Fig. 1: Deep learning-based design of tissue-specific synthetic enhancers.

a, Overview of the deep and transfer learning strategy for predicting in vivo enhancer activity. First, a CNN is trained to predict quantitative DNA accessibility (pseudo-bulk scATAC-seq data) from the DNA sequence (sequence-to-accessibility model). Shown is a locus from the held-out test chromosome with observed and predicted values for CNS, with a PCC of 0.72. The first model is used to initialize a second model to classify DNA sequences on the basis of their activities in vivo in the respective tissue (sequence-to-activity model; shown is an enhancer active in CNS).

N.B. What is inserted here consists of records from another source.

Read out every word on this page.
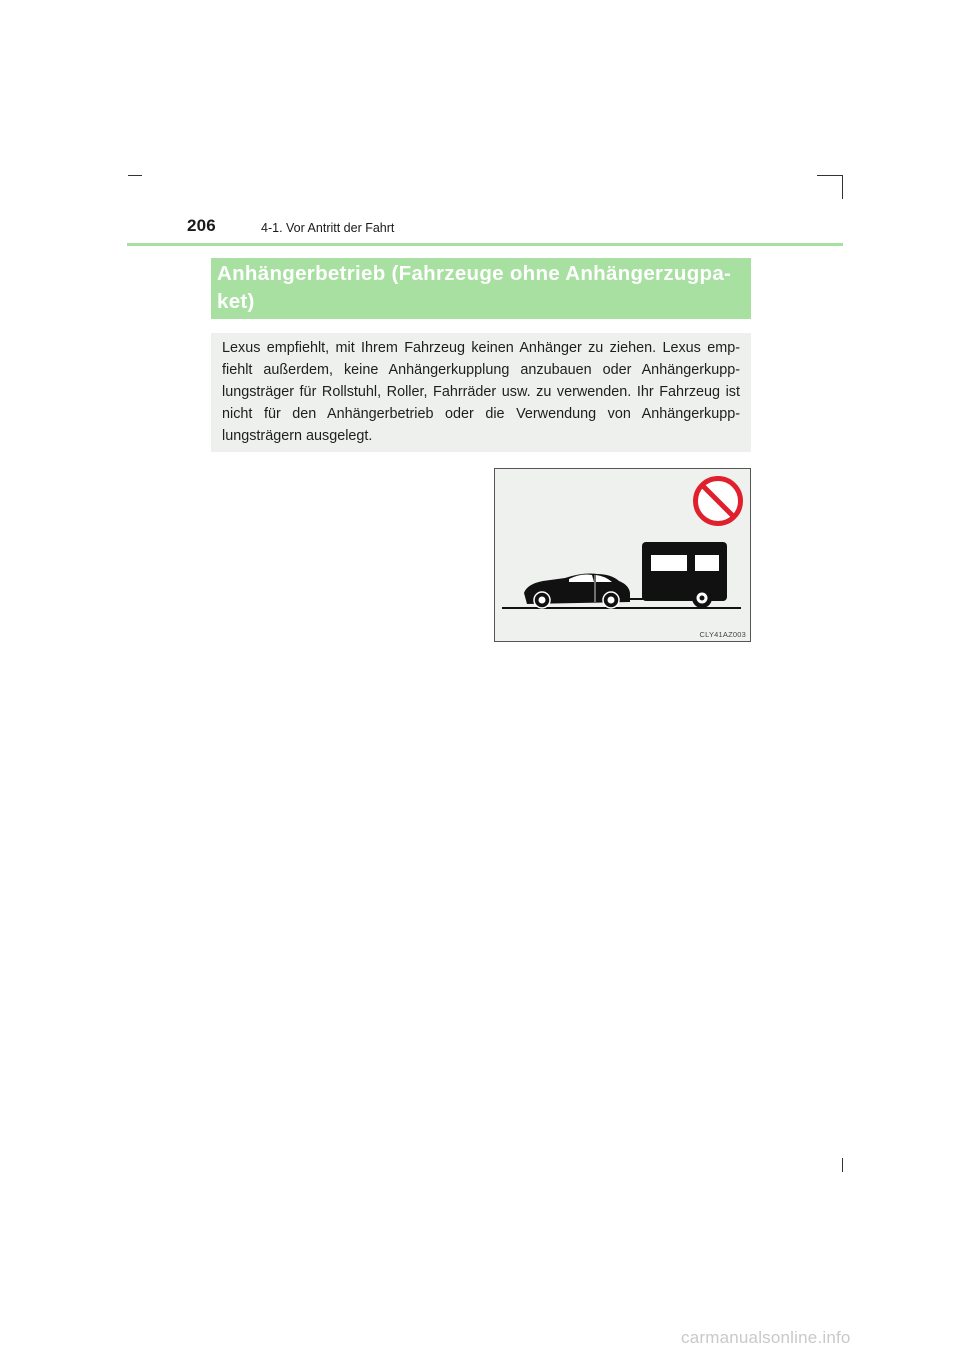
206	4-1. Vor Antritt der Fahrt
Anhängerbetrieb (Fahrzeuge ohne Anhängerzugpa-ket)

Lexus empfiehlt, mit Ihrem Fahrzeug keinen Anhänger zu ziehen. Lexus emp-fiehlt außerdem, keine Anhängerkupplung anzubauen oder Anhängerkupp-lungsträger für Rollstuhl, Roller, Fahrräder usw. zu verwenden. Ihr Fahrzeug ist nicht für den Anhängerbetrieb oder die Verwendung von Anhängerkupp-lungsträgern ausgelegt.

CLY41AZ003
carmanualsonline.info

This process is done separately for each tissue. b, Comparison of predicted DNA accessibility from the sequence-to-accessibility model and predicted enhancer activity (probability) from the sequence-to-activity model in the CNS for all sequences tested in vivo using tenfold cross-validation (blue, inactive; red, active). Density plots show the respective distributions. Area under the precision-recall curve (AUPRC) values are shown for both models. c, PPV of enhancer activity predictions at different thresholds. For each threshold (x axis, 0–1), the percentage of active sequences among all positive predictions is shown (y axis). Solid lines indicate percentages calculated based on more than 50 positive sequences, and dashed lines represent less confident estimates based on smaller numbers.